So Tony, what do you really think about Ohio State's descent into NCAA hell?
As of this moment all of my friends from the Big Ten are on notice. And you know who you are. You are the ones who call and write constantly about the (expletive) Southeastern Conference and claim with such confidence that the only reason the SEC has been so successful (five straight national championships and counting) is that its schools are ethically challenged and have their priorities misplaced.
You are the ones who talk about the Big Ten schools in hushed, reverent tones and use terms such as "greater academic mission." Your schools are not football factories like ours in the great, unwashed South. Your schools would never cut ethical corners like we do down here, where you believe our motto is: "If you ain't cheatin' you ain't trying." You look down your collective noses at us.
Give me a freaking break.
I don't want to hear any more lectures on ethics or morals or accountability from that part of the world -- not if Jim Tressel returns as Ohio State's football coach this season.
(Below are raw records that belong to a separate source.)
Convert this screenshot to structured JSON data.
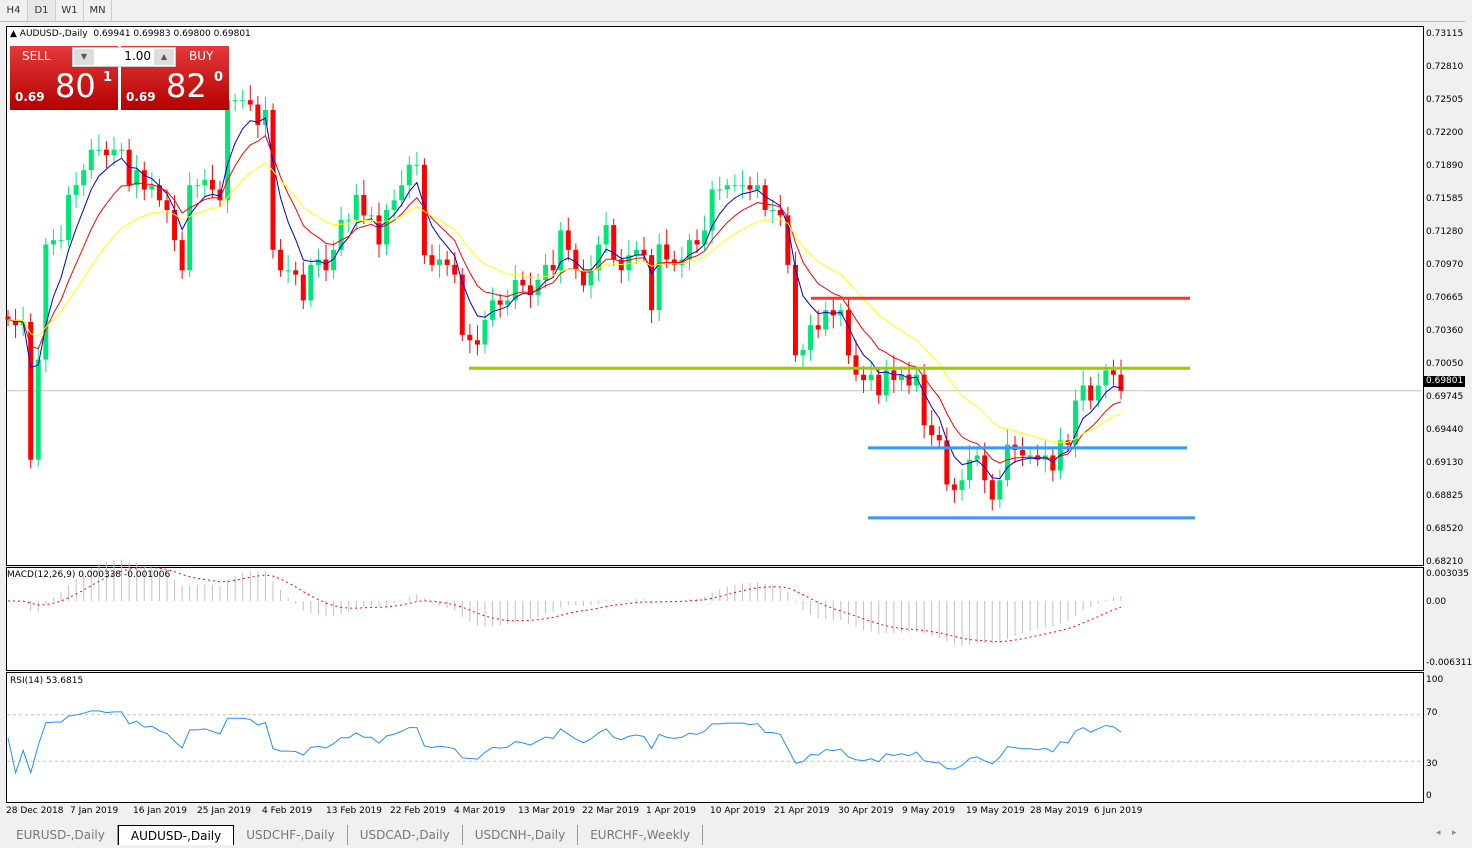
{
  "toolbar": {
    "timeframes": [
      "H4",
      "D1",
      "W1",
      "MN"
    ],
    "active": "D1"
  },
  "chart": {
    "title": "AUDUSD-,Daily",
    "ohlc": "0.69941 0.69983 0.69800 0.69801",
    "current_price": "0.69801"
  },
  "trade_panel": {
    "sell_label": "SELL",
    "buy_label": "BUY",
    "lot": "1.00",
    "sell_prefix": "0.69",
    "sell_big": "80",
    "sell_sup": "1",
    "buy_prefix": "0.69",
    "buy_big": "82",
    "buy_sup": "0"
  },
  "price_axis": [
    "0.73115",
    "0.72810",
    "0.72505",
    "0.72200",
    "0.71890",
    "0.71585",
    "0.71280",
    "0.70970",
    "0.70665",
    "0.70360",
    "0.70050",
    "0.69745",
    "0.69440",
    "0.69130",
    "0.68825",
    "0.68520",
    "0.68210"
  ],
  "macd": {
    "label": "MACD(12,26,9) 0.000338 -0.001006",
    "axis": [
      "0.003035",
      "0.00",
      "-0.006311"
    ]
  },
  "rsi": {
    "label": "RSI(14) 53.6815",
    "axis": [
      "100",
      "70",
      "30",
      "0"
    ]
  },
  "date_axis": [
    "28 Dec 2018",
    "7 Jan 2019",
    "16 Jan 2019",
    "25 Jan 2019",
    "4 Feb 2019",
    "13 Feb 2019",
    "22 Feb 2019",
    "4 Mar 2019",
    "13 Mar 2019",
    "22 Mar 2019",
    "1 Apr 2019",
    "10 Apr 2019",
    "21 Apr 2019",
    "30 Apr 2019",
    "9 May 2019",
    "19 May 2019",
    "28 May 2019",
    "6 Jun 2019"
  ],
  "tabs": [
    "EURUSD-,Daily",
    "AUDUSD-,Daily",
    "USDCHF-,Daily",
    "USDCAD-,Daily",
    "USDCNH-,Daily",
    "EURCHF-,Weekly"
  ],
  "active_tab": "AUDUSD-,Daily",
  "colors": {
    "bull": "#00e676",
    "bear": "#ff0000",
    "ma_fast": "#0000cc",
    "ma_mid": "#ff0000",
    "ma_slow": "#ffff00",
    "resistance": "#ff3333",
    "pivot": "#99cc00",
    "support": "#3399ff",
    "rsi": "#1e90ff"
  },
  "chart_data": {
    "type": "candlestick",
    "price_range": [
      0.6821,
      0.73115
    ],
    "closes": [
      0.7046,
      0.7041,
      0.7044,
      0.6916,
      0.7009,
      0.7116,
      0.712,
      0.712,
      0.7162,
      0.7171,
      0.7185,
      0.7204,
      0.7204,
      0.7199,
      0.7204,
      0.7204,
      0.7171,
      0.7185,
      0.7167,
      0.7171,
      0.7157,
      0.7148,
      0.712,
      0.7092,
      0.7171,
      0.7171,
      0.7176,
      0.7167,
      0.7157,
      0.725,
      0.725,
      0.725,
      0.7246,
      0.7227,
      0.7241,
      0.7111,
      0.7092,
      0.7092,
      0.7088,
      0.7064,
      0.7097,
      0.7102,
      0.7092,
      0.7111,
      0.7139,
      0.7139,
      0.7162,
      0.7143,
      0.7143,
      0.7116,
      0.7148,
      0.7157,
      0.7171,
      0.719,
      0.719,
      0.7106,
      0.7097,
      0.7102,
      0.7097,
      0.7088,
      0.7032,
      0.7027,
      0.7023,
      0.7046,
      0.7064,
      0.706,
      0.7064,
      0.7083,
      0.7078,
      0.7069,
      0.7083,
      0.7097,
      0.7092,
      0.7129,
      0.7111,
      0.7092,
      0.7078,
      0.7092,
      0.7116,
      0.7134,
      0.7102,
      0.7092,
      0.7106,
      0.7111,
      0.7106,
      0.7055,
      0.7116,
      0.7102,
      0.7097,
      0.7102,
      0.712,
      0.7116,
      0.7129,
      0.7167,
      0.7167,
      0.7171,
      0.7171,
      0.7171,
      0.7167,
      0.7171,
      0.7148,
      0.7148,
      0.7143,
      0.7097,
      0.7013,
      0.7018,
      0.7041,
      0.7037,
      0.7055,
      0.705,
      0.7055,
      0.7013,
      0.6995,
      0.699,
      0.6995,
      0.6976,
      0.6999,
      0.699,
      0.6995,
      0.6985,
      0.6995,
      0.6948,
      0.6939,
      0.6934,
      0.6893,
      0.6888,
      0.6897,
      0.6916,
      0.692,
      0.6897,
      0.6879,
      0.6897,
      0.693,
      0.6925,
      0.692,
      0.692,
      0.6916,
      0.692,
      0.6906,
      0.6934,
      0.693,
      0.6971,
      0.6985,
      0.6971,
      0.6985,
      0.6999,
      0.6995,
      0.698
    ],
    "horizontal_lines": [
      {
        "price": 0.7066,
        "color": "resistance"
      },
      {
        "price": 0.7001,
        "color": "pivot"
      },
      {
        "price": 0.6927,
        "color": "support"
      },
      {
        "price": 0.6862,
        "color": "support"
      }
    ]
  }
}
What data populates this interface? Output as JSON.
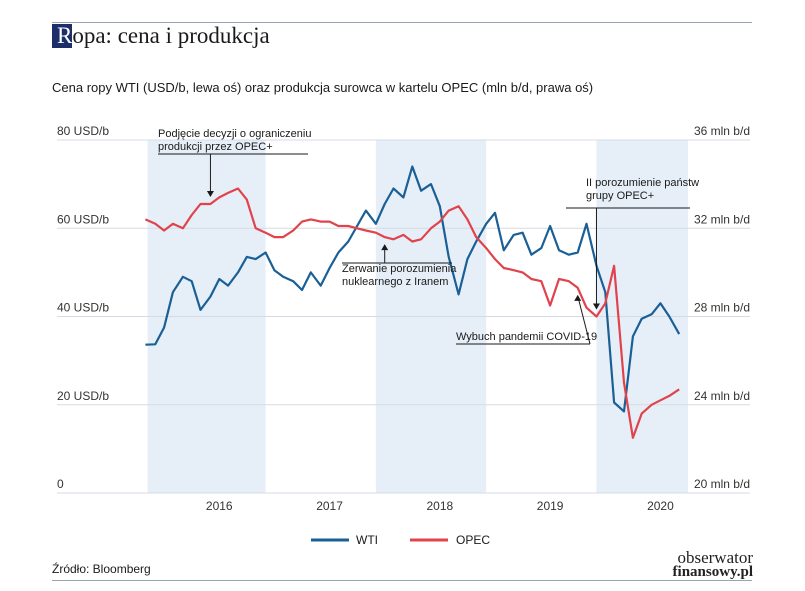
{
  "header": {
    "title_initial": "R",
    "title_rest": "opa: cena i produkcja",
    "subtitle": "Cena ropy WTI (USD/b, lewa oś) oraz produkcja surowca w kartelu OPEC (mln b/d, prawa oś)"
  },
  "footer": {
    "source": "Źródło: Bloomberg",
    "logo_line1": "obserwator",
    "logo_line2": "finansowy.pl"
  },
  "colors": {
    "wti": "#1a5f95",
    "opec": "#e0434b",
    "shade": "#e6eff8",
    "grid": "#d4dbe3"
  },
  "chart_data": {
    "type": "line",
    "x_unit": "year",
    "xlim": [
      2015.6,
      2020.75
    ],
    "x_ticks": [
      2016,
      2017,
      2018,
      2019,
      2020
    ],
    "left_axis": {
      "ylim": [
        0,
        80
      ],
      "ticks": [
        "0",
        "20 USD/b",
        "40 USD/b",
        "60 USD/b",
        "80 USD/b"
      ],
      "values": [
        0,
        20,
        40,
        60,
        80
      ]
    },
    "right_axis": {
      "ylim": [
        20,
        36
      ],
      "ticks": [
        "20 mln b/d",
        "24 mln b/d",
        "28 mln b/d",
        "32 mln b/d",
        "36 mln b/d"
      ],
      "values": [
        20,
        24,
        28,
        32,
        36
      ]
    },
    "shaded_periods": [
      [
        2015.85,
        2016.92
      ],
      [
        2017.92,
        2018.92
      ],
      [
        2019.92,
        2020.75
      ]
    ],
    "series": [
      {
        "name": "WTI",
        "axis": "left",
        "x": [
          2015.83,
          2015.92,
          2016.0,
          2016.08,
          2016.17,
          2016.25,
          2016.33,
          2016.42,
          2016.5,
          2016.58,
          2016.67,
          2016.75,
          2016.83,
          2016.92,
          2017.0,
          2017.08,
          2017.17,
          2017.25,
          2017.33,
          2017.42,
          2017.5,
          2017.58,
          2017.67,
          2017.75,
          2017.83,
          2017.92,
          2018.0,
          2018.08,
          2018.17,
          2018.25,
          2018.33,
          2018.42,
          2018.5,
          2018.58,
          2018.67,
          2018.75,
          2018.83,
          2018.92,
          2019.0,
          2019.08,
          2019.17,
          2019.25,
          2019.33,
          2019.42,
          2019.5,
          2019.58,
          2019.67,
          2019.75,
          2019.83,
          2019.92,
          2020.0,
          2020.08,
          2020.17,
          2020.25,
          2020.33,
          2020.42,
          2020.5,
          2020.58,
          2020.67
        ],
        "values": [
          33.6,
          33.7,
          37.5,
          45.5,
          49,
          48,
          41.5,
          44.5,
          48.5,
          47,
          50,
          53.5,
          53,
          54.5,
          50.5,
          49,
          48,
          46,
          50,
          47,
          51,
          54.5,
          57,
          60.5,
          64,
          61,
          65.5,
          69,
          67,
          74,
          68.5,
          70,
          65,
          53.5,
          45,
          53,
          57,
          61,
          63.5,
          55,
          58.5,
          59,
          54,
          55.5,
          60.5,
          55,
          54,
          54.5,
          61,
          51.5,
          45.5,
          20.5,
          18.5,
          35.5,
          39.5,
          40.5,
          43,
          40,
          36
        ]
      },
      {
        "name": "OPEC",
        "axis": "right",
        "x": [
          2015.83,
          2015.92,
          2016.0,
          2016.08,
          2016.17,
          2016.25,
          2016.33,
          2016.42,
          2016.5,
          2016.58,
          2016.67,
          2016.75,
          2016.83,
          2016.92,
          2017.0,
          2017.08,
          2017.17,
          2017.25,
          2017.33,
          2017.42,
          2017.5,
          2017.58,
          2017.67,
          2017.75,
          2017.83,
          2017.92,
          2018.0,
          2018.08,
          2018.17,
          2018.25,
          2018.33,
          2018.42,
          2018.5,
          2018.58,
          2018.67,
          2018.75,
          2018.83,
          2018.92,
          2019.0,
          2019.08,
          2019.17,
          2019.25,
          2019.33,
          2019.42,
          2019.5,
          2019.58,
          2019.67,
          2019.75,
          2019.83,
          2019.92,
          2020.0,
          2020.08,
          2020.17,
          2020.25,
          2020.33,
          2020.42,
          2020.5,
          2020.58,
          2020.67
        ],
        "values": [
          32.4,
          32.2,
          31.9,
          32.2,
          32.0,
          32.6,
          33.1,
          33.1,
          33.4,
          33.6,
          33.8,
          33.3,
          32.0,
          31.8,
          31.6,
          31.6,
          31.9,
          32.3,
          32.4,
          32.3,
          32.3,
          32.1,
          32.1,
          32.0,
          31.9,
          31.8,
          31.6,
          31.5,
          31.7,
          31.4,
          31.5,
          32.0,
          32.3,
          32.8,
          33.0,
          32.4,
          31.6,
          31.1,
          30.6,
          30.2,
          30.1,
          30.0,
          29.7,
          29.6,
          28.5,
          29.7,
          29.6,
          29.3,
          28.4,
          28.0,
          28.6,
          30.3,
          25.0,
          22.5,
          23.6,
          24.0,
          24.2,
          24.4,
          24.7
        ]
      }
    ],
    "annotations": [
      {
        "lines": [
          "Podjęcie decyzji o ograniczeniu",
          "produkcji przez OPEC+"
        ],
        "x": 2016.42,
        "series": "OPEC"
      },
      {
        "lines": [
          "Zerwanie porozumienia",
          "nuklearnego z Iranem"
        ],
        "x": 2018.0,
        "series": "OPEC"
      },
      {
        "lines": [
          "Wybuch pandemii COVID-19"
        ],
        "x": 2019.75,
        "series": "OPEC"
      },
      {
        "lines": [
          "II porozumienie państw",
          "grupy OPEC+"
        ],
        "x": 2019.92,
        "series": "OPEC"
      }
    ],
    "legend": {
      "placement": "bottom-center",
      "items": [
        "WTI",
        "OPEC"
      ]
    }
  }
}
If a Southern football coach did what Tressel did, which was to engage in an orchestrated coverup of potential NCAA violations, the calls for his firing would have been immediate and would have come from sea to shining sea, especially from the Big Ten. And they would be right.
I can’t really disagree, although I would add one point that Michigan fans - in our snooty, ivory tower, condescending manner – have made for years: Ohio State is the school in the Big Ten that would fit in perfectly in the SEC. Same uncomfortably rabid fan base. Same prioritization of winning over all else. Same “screw yer book-learnin’!” mentality. I suspect that Penn State fans would make the same criticism. How much of this criticism is grounded in reality and how much is just displaced anger that the Bucks have been clobbering Michigan and (to a lesser degree) Penn State on the field is anyone’s guess. That said, the overall point is that Ohio State’s scandal does not reflect a systemic problem in the Big Ten; it reflects a systemic problem at Ohio State. The Big Ten has other systemic problems (mediocre coaches, declining talent base, Gerry Dinardo), but a casual attitude to NCAA compliance isn’t one of them.
Barnhart’s column also has a whiff of a preemptive strike. There isn’t so much smoke coming from the Plains as a plume of radioactive waste. (Happy 25th anniversary, Chernobyl!) If prior history is any guide, Auburn will go down and take everyone they can with them. Every little morsel of dirt that they can find on their rivals (especially that rival in Tuscaloosa) will come out. What Mike Slive had successfully avoided for most of his tenure, but is now confronting is a repeat of the 80s and 90s where SEC teams turned one another in in a never-ending spiral of allegations. With media interest in the SEC at an all-time high, the prospect of multiple scandals looms. Barnhart knows this, which is why playing the “you’re dirty, too!” card, early and loudly, makes sense.